Benzin kuyrukları başladı.
Ekmek kuyrukları artık daha uzun.
Vatandaşlar, 50 kuruş daha ucuz benzin ve ekmek almak için uzun kuyruklar oluşturuyor.
Yoksa 70’lere mi döndük?
…
Dışarı çıkıyorum, esnaf esefle başını sallıyor, ah ah ortalık çok kötü ağabeycim diyerek.
Esnaf yetmiyormuş gibi, gündemden haberdar olayım diye gazeteleri açıyorum. Başlıklara göz gezdirdikçe, içimdeki tedirginlik ve huzursuzluk daha katlanıyor: Dolar, euro ve altın rekora koşuyor. Benzine yine bir zam daha yapılmış. Bayat ekmek kuyrukları başlamış. Şeker, un, süt derken…

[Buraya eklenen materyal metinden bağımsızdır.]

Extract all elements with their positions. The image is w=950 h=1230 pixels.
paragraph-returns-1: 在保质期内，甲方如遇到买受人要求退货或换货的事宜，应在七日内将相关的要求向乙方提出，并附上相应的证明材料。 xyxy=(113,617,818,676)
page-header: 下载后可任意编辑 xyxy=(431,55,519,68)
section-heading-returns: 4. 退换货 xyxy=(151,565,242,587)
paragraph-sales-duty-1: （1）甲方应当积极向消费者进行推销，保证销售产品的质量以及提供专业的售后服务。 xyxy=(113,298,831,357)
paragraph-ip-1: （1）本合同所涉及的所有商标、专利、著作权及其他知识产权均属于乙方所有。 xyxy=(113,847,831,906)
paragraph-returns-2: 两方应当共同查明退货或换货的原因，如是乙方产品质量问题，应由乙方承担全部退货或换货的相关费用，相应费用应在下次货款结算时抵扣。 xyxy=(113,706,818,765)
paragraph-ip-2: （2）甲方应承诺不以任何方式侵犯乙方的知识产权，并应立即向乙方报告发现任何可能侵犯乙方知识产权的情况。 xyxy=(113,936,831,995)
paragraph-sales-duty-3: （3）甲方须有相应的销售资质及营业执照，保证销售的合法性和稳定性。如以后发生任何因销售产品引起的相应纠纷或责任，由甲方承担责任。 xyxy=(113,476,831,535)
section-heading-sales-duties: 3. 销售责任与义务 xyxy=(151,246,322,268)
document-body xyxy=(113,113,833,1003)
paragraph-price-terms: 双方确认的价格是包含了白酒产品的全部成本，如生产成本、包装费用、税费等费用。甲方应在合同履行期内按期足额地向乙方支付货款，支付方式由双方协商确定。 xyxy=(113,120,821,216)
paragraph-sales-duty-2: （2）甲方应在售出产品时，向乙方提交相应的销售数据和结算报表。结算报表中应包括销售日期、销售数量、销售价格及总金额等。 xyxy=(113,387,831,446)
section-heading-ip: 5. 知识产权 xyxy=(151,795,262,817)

Allah’ım 70’lere geri mi dönüyoruz yoksa diyorum.
Şuan belki de bana kızıyorsunuz ve köprünün altından ne sular aktı 1973'ün 17 Ekiminden beri diyorsunuzdur. Fakat, içerisinde bulunduğumuz şu dönem, 1970'lere pek çok açıdan benzeyen hareketleri işaret ediyor.
Enerji fiyatları tırmandıkça tırmanıyor, arz talebe yetişemiyor. Altın, dolar ve euro almış başını gidiyor. Doğalgaz, petrol ve kömür tarihin zirvesinde. Market, şarküteri, giyimi saymıyorum bile…
1970’lerde ki yüksek enflasyon, yüksek işsizlik ve düşük büyüme ortamının tekrar yaşanacağını düşünüyorum.
Yoksullaşma başlıyor. Enflasyon çok yüksek. Resmi enflasyon yüzde 19.83 olarak açıklanmıştı. Ancak, DİSK gerçek enflasyonun yüzde 40 olduğunu söyledi. Bu da demek oluyor ki gelirlerin yüzde 40’ı yok oldu.
Sonuç olarak belirtmeliyim ki…
Eski kuyruklara geri dönüyoruz. Benzinde ve ekmekte yaşandığı gibi. Türkiye uzun yıllardır yaşamadığı, yeni kuşakların bilmediği olayları yaşamaya başlıyor ve yaşayacakta. Halk olarak büyük bir yoksulluktan geçeceğiz.
Bir Venezeuela ülkesi olacağız.
1970’leri hatırlamak dahi istemiyoruz.
…
Hanımlar/Beyler…
Ben hükümetin bir icraatını överken de, yererken de hükümetin başarısını istiyorum.
Çünkü;
Benim inancıma göre hükümetin başarısı devletin başarısıdır. Milletin hayrına olandır.
Son günlerde genel ekonomik duruma dair, kendimce kafama yatmayan şeyleri yazdım.